Full Circle - Loreena McKennitt
Caminhou com passos inseguros, a princípio, porque não conhecia o caminho e não sabia muito bem onde deveria, poderia ou queria chegar. A paisagem onírica à volta inebriava, com seu cheiro verde de barro molhado. Caminho estreito, por entre as folhas e árvores compridas, da idade do universo e da criação, ásperas de sabedoria. Formavam um arco quase fechado, fazendo com que os raios de sol penetrassem suaves e fragmentados. O vestido branco tocava de leve o chão, como se voasse, e esvoaçava às costas, como se deixasse um rastro de sombra clara. Os cabelos, de um castanho escuro, quase preto, voavam ao doce sabor da brisa, ondulados e cheios, contrastando com a pele alva, cor-de-neve. Os olhos escuros atentos e sonolentos. Atentos, como num sonho misteriosamente atrativo... sonolentos como que embriagados. Seguia em frente. Os pés descalços, tocando a terra. Ouvia ao longe uma corrente d’água e podia sentir, sem ver, a sua pureza.
Caminhou, deleitando-se. Todos os sentidos em alerta. Sentia a brisa acariciar-lhe a face e os cabelos. Sentia o cheiro verde-amadeirado. Ouvia todos os sons vívidos, suaves, ásperos, sutis e agudos, repletos de vida e história. Via como se mergulhasse... via, como se voasse... via, como se tivesse acabado de nascer. Via, como se pudesse absorver tudo a sua volta. Via, como se quisesse sentir, cheirar e ouvir com os olhos. Via, como se olhasse. Apenas não falava, porque palavras não eram capazes de traduzir o que gostaria, nem tampouco eram necessárias. Comunicava-se, expressava-se, perfeitamente, com tudo ao redor, sem palavras.
Seguia. Mais alguns passos, agora, já firmes. Sabia, mesmo sem conhecer e poder precisar bem ao certo, o que lhe aguardava.
As folhas de alguns arbustos mais altos tentavam bloquear o caminho, mas seguia. Um pedaço do vestido branco ficou, como de lembrança do caminho por onde passara.
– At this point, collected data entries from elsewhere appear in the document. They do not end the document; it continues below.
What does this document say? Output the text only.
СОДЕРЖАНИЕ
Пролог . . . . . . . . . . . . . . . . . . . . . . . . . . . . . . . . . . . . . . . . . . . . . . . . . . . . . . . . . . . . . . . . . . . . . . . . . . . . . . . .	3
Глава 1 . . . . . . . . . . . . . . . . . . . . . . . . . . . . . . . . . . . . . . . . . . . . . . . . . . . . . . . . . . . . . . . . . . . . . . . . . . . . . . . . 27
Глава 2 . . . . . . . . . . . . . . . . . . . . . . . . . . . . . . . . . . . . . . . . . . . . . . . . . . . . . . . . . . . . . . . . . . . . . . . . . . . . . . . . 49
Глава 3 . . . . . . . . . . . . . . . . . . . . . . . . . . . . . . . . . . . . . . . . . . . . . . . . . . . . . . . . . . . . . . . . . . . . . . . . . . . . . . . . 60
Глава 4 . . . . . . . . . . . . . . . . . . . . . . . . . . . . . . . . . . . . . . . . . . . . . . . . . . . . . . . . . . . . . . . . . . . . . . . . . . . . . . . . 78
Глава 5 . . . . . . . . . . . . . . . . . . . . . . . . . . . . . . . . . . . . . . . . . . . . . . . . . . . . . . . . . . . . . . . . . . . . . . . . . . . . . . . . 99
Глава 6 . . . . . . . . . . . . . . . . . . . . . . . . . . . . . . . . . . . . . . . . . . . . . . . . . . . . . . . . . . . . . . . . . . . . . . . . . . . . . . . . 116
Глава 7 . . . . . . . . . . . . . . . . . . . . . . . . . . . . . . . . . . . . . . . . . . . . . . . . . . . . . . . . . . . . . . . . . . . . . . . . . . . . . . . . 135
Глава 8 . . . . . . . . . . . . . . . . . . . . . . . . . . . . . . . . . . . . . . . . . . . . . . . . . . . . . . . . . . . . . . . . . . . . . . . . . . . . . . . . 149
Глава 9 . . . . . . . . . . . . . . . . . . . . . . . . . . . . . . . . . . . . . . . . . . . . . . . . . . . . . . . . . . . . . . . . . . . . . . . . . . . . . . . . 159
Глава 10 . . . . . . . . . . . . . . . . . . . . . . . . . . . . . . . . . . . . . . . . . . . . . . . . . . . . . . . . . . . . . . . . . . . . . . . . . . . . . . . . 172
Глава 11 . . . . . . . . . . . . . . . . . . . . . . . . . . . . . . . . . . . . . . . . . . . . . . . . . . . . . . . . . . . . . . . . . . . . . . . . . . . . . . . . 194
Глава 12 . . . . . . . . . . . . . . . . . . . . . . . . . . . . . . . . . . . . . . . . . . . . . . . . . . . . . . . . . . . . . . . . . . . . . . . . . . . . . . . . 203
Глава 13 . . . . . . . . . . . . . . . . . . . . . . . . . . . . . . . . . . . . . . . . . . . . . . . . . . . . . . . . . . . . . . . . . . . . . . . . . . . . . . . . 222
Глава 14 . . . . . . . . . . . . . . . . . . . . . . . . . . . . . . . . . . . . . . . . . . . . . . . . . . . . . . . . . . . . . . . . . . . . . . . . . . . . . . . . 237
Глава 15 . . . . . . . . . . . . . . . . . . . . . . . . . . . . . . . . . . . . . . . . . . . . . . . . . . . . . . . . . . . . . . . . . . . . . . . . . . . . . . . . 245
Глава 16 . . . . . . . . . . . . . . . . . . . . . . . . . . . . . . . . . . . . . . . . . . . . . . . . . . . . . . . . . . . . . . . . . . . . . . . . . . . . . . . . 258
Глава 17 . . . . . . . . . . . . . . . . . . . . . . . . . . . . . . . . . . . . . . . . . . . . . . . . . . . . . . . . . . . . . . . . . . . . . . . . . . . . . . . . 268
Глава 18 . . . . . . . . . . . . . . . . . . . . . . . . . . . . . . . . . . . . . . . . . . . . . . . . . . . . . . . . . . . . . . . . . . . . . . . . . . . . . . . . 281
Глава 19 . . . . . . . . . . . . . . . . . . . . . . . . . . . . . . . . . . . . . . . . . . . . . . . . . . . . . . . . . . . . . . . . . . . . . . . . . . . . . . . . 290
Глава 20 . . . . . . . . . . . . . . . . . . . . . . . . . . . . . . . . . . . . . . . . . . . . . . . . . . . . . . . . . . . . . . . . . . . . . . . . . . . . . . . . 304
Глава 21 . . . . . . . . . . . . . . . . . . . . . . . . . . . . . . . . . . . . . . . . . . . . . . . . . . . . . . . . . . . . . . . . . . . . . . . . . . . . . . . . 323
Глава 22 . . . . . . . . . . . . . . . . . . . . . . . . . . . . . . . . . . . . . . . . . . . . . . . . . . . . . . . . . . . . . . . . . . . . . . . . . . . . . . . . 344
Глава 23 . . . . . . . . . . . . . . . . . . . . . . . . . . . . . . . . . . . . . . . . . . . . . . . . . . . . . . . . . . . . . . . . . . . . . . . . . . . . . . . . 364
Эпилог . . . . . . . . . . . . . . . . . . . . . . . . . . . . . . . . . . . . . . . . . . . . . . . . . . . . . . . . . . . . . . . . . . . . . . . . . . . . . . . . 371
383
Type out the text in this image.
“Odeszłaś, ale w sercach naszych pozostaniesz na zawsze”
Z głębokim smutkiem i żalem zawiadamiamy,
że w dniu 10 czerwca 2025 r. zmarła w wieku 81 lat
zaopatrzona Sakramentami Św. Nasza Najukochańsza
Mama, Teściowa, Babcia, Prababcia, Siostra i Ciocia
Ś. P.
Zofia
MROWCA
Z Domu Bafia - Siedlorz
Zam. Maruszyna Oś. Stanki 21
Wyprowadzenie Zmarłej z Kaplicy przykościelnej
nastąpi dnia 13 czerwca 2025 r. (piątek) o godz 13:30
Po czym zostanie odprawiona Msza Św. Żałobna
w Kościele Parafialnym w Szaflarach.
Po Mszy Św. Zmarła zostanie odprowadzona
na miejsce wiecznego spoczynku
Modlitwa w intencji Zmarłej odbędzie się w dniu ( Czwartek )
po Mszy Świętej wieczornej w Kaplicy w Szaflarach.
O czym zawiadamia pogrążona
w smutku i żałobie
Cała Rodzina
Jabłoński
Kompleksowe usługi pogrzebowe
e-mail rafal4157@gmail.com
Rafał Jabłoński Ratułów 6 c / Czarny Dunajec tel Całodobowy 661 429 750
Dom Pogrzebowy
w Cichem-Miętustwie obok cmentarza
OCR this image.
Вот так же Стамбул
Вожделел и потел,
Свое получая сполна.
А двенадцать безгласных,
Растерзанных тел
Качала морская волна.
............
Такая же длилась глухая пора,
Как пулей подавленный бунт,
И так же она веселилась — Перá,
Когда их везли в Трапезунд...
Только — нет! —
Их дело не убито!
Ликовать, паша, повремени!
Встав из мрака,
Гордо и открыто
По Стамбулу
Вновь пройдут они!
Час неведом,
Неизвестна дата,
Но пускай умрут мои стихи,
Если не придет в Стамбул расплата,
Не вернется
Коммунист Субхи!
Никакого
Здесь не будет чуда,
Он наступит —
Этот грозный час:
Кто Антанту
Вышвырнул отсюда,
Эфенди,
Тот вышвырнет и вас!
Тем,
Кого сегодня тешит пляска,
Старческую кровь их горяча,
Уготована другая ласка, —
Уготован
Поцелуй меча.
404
A correnteza que se seguia adiante, longe das vistas, já estava mais audível. Podia ouvir e distinguir outros e novos sons, conhecidos e desconhecidos. Dentre eles... um som humano.
Virou à direita, seguiu. Passou por algumas pedras. Subiu, desceu. Machucou os pés. Mas andar era sempre um alívio. Sempre. Caminhar, lavar a alma, elevar-se. Mergulhar.
Desceu por entre as pedras. Uma pequena e belíssima gruta, no coração da floresta. Água límpida, azul-cristal, resplandecia e parecia iluminar tudo à volta. Na extremidade oposta uma nascente. A pequena correnteza, pensou. Desceu um pouco mais e aproximou-se do pequeno lago que se formava, sereno. Viu a sua silhueta refletida na água cristalina, quase firme.
Sentou-se.
Aproximou o rosto da água e tentou tocar o seu reflexo. A silhueta se desfez ao toque. A água parecia ainda mais fluida, como que feita da mesma matéria-prima do sonho. Evaporou-se e, ao seguir o seu vapor com os olhos surpresos, viu ao longe o que produzia o som humano.
Ele tocava a sua gaita calmamente, sentado do outro lado da margem, entre as sombras da gruta e o brilho-azul do lago. Absorto em sua música. Cabelos longos, escuros, presos. Olhos baixos.
No momento em que a brisa-esfumaçada do lago virgem subiu ao toque dela, seus olhos se cruzaram. Surpresa nos dela, serenidade nos dele. Ele a estava aguardando. Ela chegara, mas era preciso mergulhar e voltar para que conversassem.
A superfície líquida da água tornou-se gelatinosa, de repente. Prendeu-a. Puxou-a.
Um pequeno grito.
Uma troca de olhares rápida.
Um clamor nos olhos dela.
Um olhar confiante vindo dele.
Um mergulho para dentro de si. Ao encontro de si. Ela sabia. Era isso que a esperava. Só não sabia como. Para dentro do reflexo, sim, por que não?
***
Ela partira por um momento. Ele a esperaria. Só poderia conhecê-lo se conhecesse a si mesma. Conhece-te a ti mesmo. Ele aguardaria. Voltara à gaita. Uma música suave e repleta de história. Um mantra.
***
Toda a imagem se desfez como se acordássemos... até que ela esteja de volta... por detrás do véu... da longa jornada.